Le vendredi 22 avril 2016 à New York, plusieurs chefs d'État et de gouvernement ont participé à la cérémonie de signature de l'Accord de Paris pour l'atténuation et l'adaptation au changement climatique. Cette participation record est un signe révélateur  de l’engagement des États aux côtés de celui de la communauté internationale dans la lutte contre le changement climatique. En effet, la participation du Sénégal à la signature de cet accord témoigne à nouveau, l’engagement du Président de la République à soutenir les efforts consentis pour réduire les fortes émissions de gaz à effet de serre à travers le monde. 
  
Aussi, le succès de cette réussite de l'Accord de Paris à New York est une bonne occasion pour la planification de ses stratégies de mise en œuvre du Plan d’action de Sendai (Japon) de Mars 2015 sur la réduction des risques et  catastrophes naturelles. 
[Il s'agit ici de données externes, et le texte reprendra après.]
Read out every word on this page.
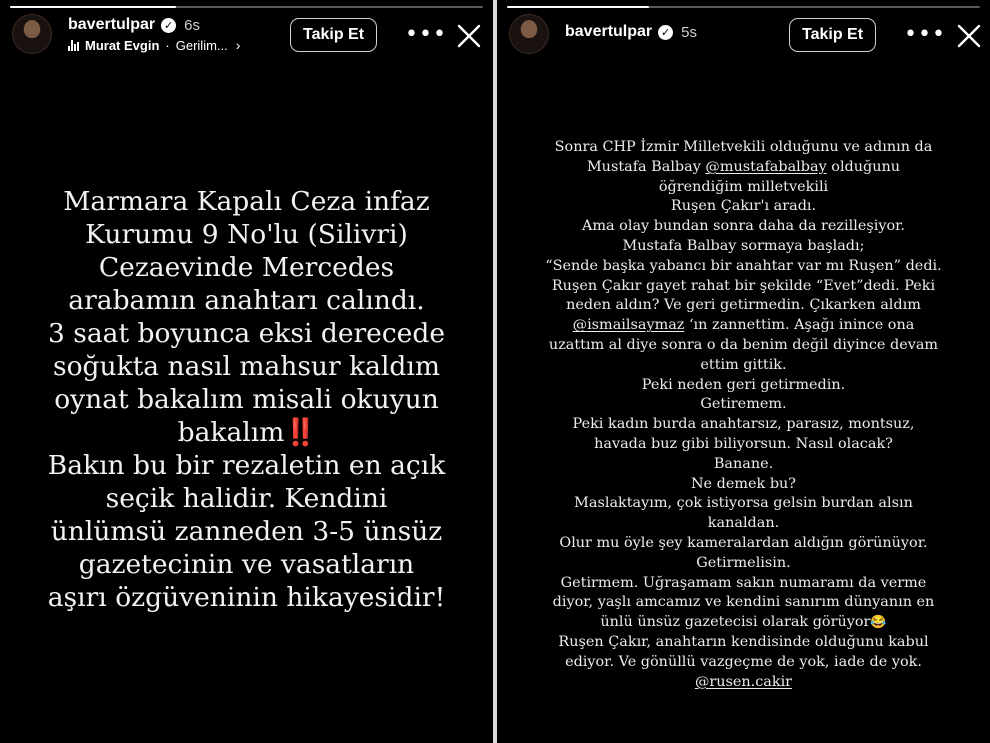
bavertulpar ✓ 6s
Murat Evgin · Gerilim... ›
Takip Et	•••

Marmara Kapalı Ceza infaz
Kurumu 9 No'lu (Silivri)
Cezaevinde Mercedes
arabamın anahtarı calındı.
3 saat boyunca eksi derecede
soğukta nasıl mahsur kaldım
oynat bakalım misali okuyun
bakalım‼️
Bakın bu bir rezaletin en açık
seçik halidir. Kendini
ünlümsü zanneden 3-5 ünsüz
gazetecinin ve vasatların
aşırı özgüveninin hikayesidir!

bavertulpar ✓ 5s	Takip Et	•••

Sonra CHP İzmir Milletvekili olduğunu ve adının da
Mustafa Balbay @mustafabalbay olduğunu
öğrendiğim milletvekili
Ruşen Çakır'ı aradı.
Ama olay bundan sonra daha da rezilleşiyor.
Mustafa Balbay sormaya başladı;
“Sende başka yabancı bir anahtar var mı Ruşen” dedi.
Ruşen Çakır gayet rahat bir şekilde “Evet”dedi. Peki
neden aldın? Ve geri getirmedin. Çıkarken aldım
@ismailsaymaz ‘ın zannettim. Aşağı inince ona
uzattım al diye sonra o da benim değil diyince devam
ettim gittik.
Peki neden geri getirmedin.
Getiremem.
Peki kadın burda anahtarsız, parasız, montsuz,
havada buz gibi biliyorsun. Nasıl olacak?
Banane.
Ne demek bu?
Maslaktayım, çok istiyorsa gelsin burdan alsın
kanaldan.
Olur mu öyle şey kameralardan aldığın görünüyor.
Getirmelisin.
Getirmem. Uğraşamam sakın numaramı da verme
diyor, yaşlı amcamız ve kendini sanırım dünyanın en
ünlü ünsüz gazetecisi olarak görüyor😂
Ruşen Çakır, anahtarın kendisinde olduğunu kabul
ediyor. Ve gönüllü vazgeçme de yok, iade de yok.
@rusen.cakir
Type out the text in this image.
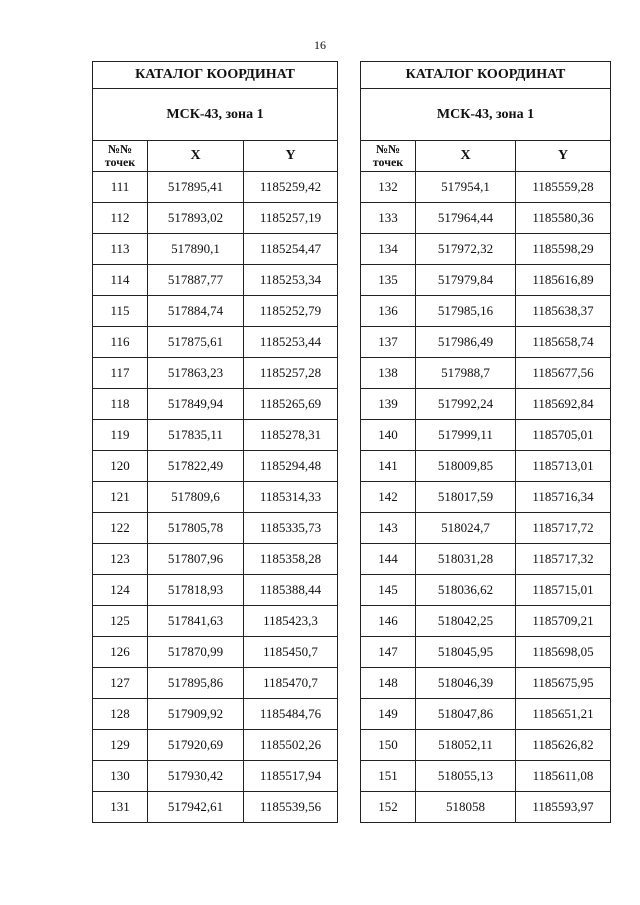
16
КАТАЛОГ КООРДИНАТ		
МСК-43, зона 1		

№№
точек	X	Y
111	517895,41	1185259,42
112	517893,02	1185257,19
113	517890,1	1185254,47
114	517887,77	1185253,34
115	517884,74	1185252,79
116	517875,61	1185253,44
117	517863,23	1185257,28
118	517849,94	1185265,69
119	517835,11	1185278,31
120	517822,49	1185294,48
121	517809,6	1185314,33
122	517805,78	1185335,73
123	517807,96	1185358,28
124	517818,93	1185388,44
125	517841,63	1185423,3
126	517870,99	1185450,7
127	517895,86	1185470,7
128	517909,92	1185484,76
129	517920,69	1185502,26
130	517930,42	1185517,94
131	517942,61	1185539,56
КАТАЛОГ КООРДИНАТ		
МСК-43, зона 1		

№№
точек	X	Y
132	517954,1	1185559,28
133	517964,44	1185580,36
134	517972,32	1185598,29
135	517979,84	1185616,89
136	517985,16	1185638,37
137	517986,49	1185658,74
138	517988,7	1185677,56
139	517992,24	1185692,84
140	517999,11	1185705,01
141	518009,85	1185713,01
142	518017,59	1185716,34
143	518024,7	1185717,72
144	518031,28	1185717,32
145	518036,62	1185715,01
146	518042,25	1185709,21
147	518045,95	1185698,05
148	518046,39	1185675,95
149	518047,86	1185651,21
150	518052,11	1185626,82
151	518055,13	1185611,08
152	518058	1185593,97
Seulement, il est important de retenir que le Sénégal a anticipé sur l'intégration des stratégies et des objectifs de développement(OD) dans un ensemble cohérent à travers son « Plan Sénégal Emergent » (PSE). 
  
La mise en œuvre du PSE au cours des 15 prochaines années nécessite un effort redoublée des parlementaires Sénégalais avec l’intégration de lignes budgétaires conformes à la résilience de notre économie face au changement climatique et mieux comprendre les risques de catastrophe, renforcer la gouvernance environnementale, investir dans la réduction des risques et améliorer la préparation des collectivités locales pour une réponse efficace en cas de catastrophe écologique. La coopération de tous les acteurs et partenaires techniques et financiers serait une plus-value à l’atteinte des objectifs auxquels les Etats se sont assignés.    
  
C’est dans ce sens que le travail des parlementaires doit consister au renforcement des cadres législatifs en vue de soutenir les efforts de la communauté internationale et de l’Etat. 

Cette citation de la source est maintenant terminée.